The knowledge that he was once a great deal more than he is now is like the marks on his arm, and he accepts it as he accepts them-as penance for the crimes he has committed, not just against the people of both city and Satellite, but against whatever gods there may be. Once he was a scientist. Now he is a day labourer, fitting stays and pouring concrete, and the most he can say for his new job is that it at least lets him see through to the end the dream that propelled him off the end of what, in the end, was little more than a glorified ramp.

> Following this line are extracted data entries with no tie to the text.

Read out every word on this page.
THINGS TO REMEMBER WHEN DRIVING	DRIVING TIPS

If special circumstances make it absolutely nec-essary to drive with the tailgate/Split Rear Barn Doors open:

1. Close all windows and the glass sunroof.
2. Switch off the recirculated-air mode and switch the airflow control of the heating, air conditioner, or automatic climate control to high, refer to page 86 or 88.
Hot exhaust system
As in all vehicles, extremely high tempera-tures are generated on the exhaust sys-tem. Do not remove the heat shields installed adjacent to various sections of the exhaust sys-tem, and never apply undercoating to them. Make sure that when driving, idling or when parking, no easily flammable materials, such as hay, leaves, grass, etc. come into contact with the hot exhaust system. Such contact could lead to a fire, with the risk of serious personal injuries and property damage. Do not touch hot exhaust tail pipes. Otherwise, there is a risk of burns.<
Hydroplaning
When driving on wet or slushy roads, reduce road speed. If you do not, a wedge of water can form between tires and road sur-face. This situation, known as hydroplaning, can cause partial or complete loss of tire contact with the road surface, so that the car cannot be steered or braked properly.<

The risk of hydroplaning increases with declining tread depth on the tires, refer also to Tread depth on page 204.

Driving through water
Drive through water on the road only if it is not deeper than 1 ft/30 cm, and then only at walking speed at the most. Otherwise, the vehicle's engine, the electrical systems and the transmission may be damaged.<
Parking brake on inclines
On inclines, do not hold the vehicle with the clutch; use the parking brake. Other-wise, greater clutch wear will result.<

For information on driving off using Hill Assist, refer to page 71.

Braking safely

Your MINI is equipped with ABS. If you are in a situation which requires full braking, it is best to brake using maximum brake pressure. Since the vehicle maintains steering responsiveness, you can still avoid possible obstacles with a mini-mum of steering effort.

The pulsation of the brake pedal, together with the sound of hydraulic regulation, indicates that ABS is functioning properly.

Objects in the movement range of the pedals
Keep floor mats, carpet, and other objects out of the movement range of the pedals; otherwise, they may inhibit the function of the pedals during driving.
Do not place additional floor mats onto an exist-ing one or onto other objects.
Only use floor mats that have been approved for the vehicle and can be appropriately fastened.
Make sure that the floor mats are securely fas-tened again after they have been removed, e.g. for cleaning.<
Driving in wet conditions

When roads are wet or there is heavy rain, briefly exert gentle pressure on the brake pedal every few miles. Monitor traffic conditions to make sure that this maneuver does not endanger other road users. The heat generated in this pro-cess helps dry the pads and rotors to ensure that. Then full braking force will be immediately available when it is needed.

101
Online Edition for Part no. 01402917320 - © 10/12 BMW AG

Martha could say other things about the place he has come to in society; she is a strong believer in the healing power of busy hands, and she sleeps alongside him often enough to take note of the way his nightmares have abated, little by little. She knows he has suffered-if the look in his eyes the day they stood face to face in her backyard wasn't enough to tell her, the first night she spent by his bedside, watching him twitch and moan in his sleep, would easily have filled in the blanks. She would no more fault him for leaving behind an almost certain position at KaibaCorp and coming back to Satellite as a humble labourer than he would fault her for having brown eyes. But he is not a clairvoyant, and so he does not know the other things she could say.

She takes his pile of dandelions and tips her apronful into the wicker basket next to her, and then, while she is still on her knees, kisses his temple. He accepts it, now, instead of pulling away as he did the first time she kissed his face after he came back, trying to tell her she didn't owe him anything in the way of marriage privileges; accepts but does not believe, deep down, that he deserves it. She smoothes his hair back and reaches for his beer bottle to take a sip for herself, the way they used to share a single glass of wine or champagne before the city was split in two, then touches his wrist-the left one, the one that was metal not so very long ago, the one belonging to an arm that should be a paralyzed stump. He looks down at her, and she smiles. The smile is sad . . . but it is there.

"How long are you going to keep looking at it as a theft?" she asks him, and he very nearly jumps. He has been surprised again and again by how easily her train of thought follows his even after sixteen years apart, but this is beyond surprise and into the realm of completely uncanny. Still, he doesn't bother asking her how she knew what he was thinking-he knows she will just smile that smile that says there is nothing to say. Instead he answers her question with another question that is not the question at the front of his mind, the how-did-you-know that he supposes will eventually fade.

"What other way to look at it is there?" is what he asks, and she shakes her head at him, reaching for her wicker basket.

"Maybe as a gift," she suggests, and gets to her feet.

He watches her go, right hand resting unconsciously over the white line, the place where where dark meets light.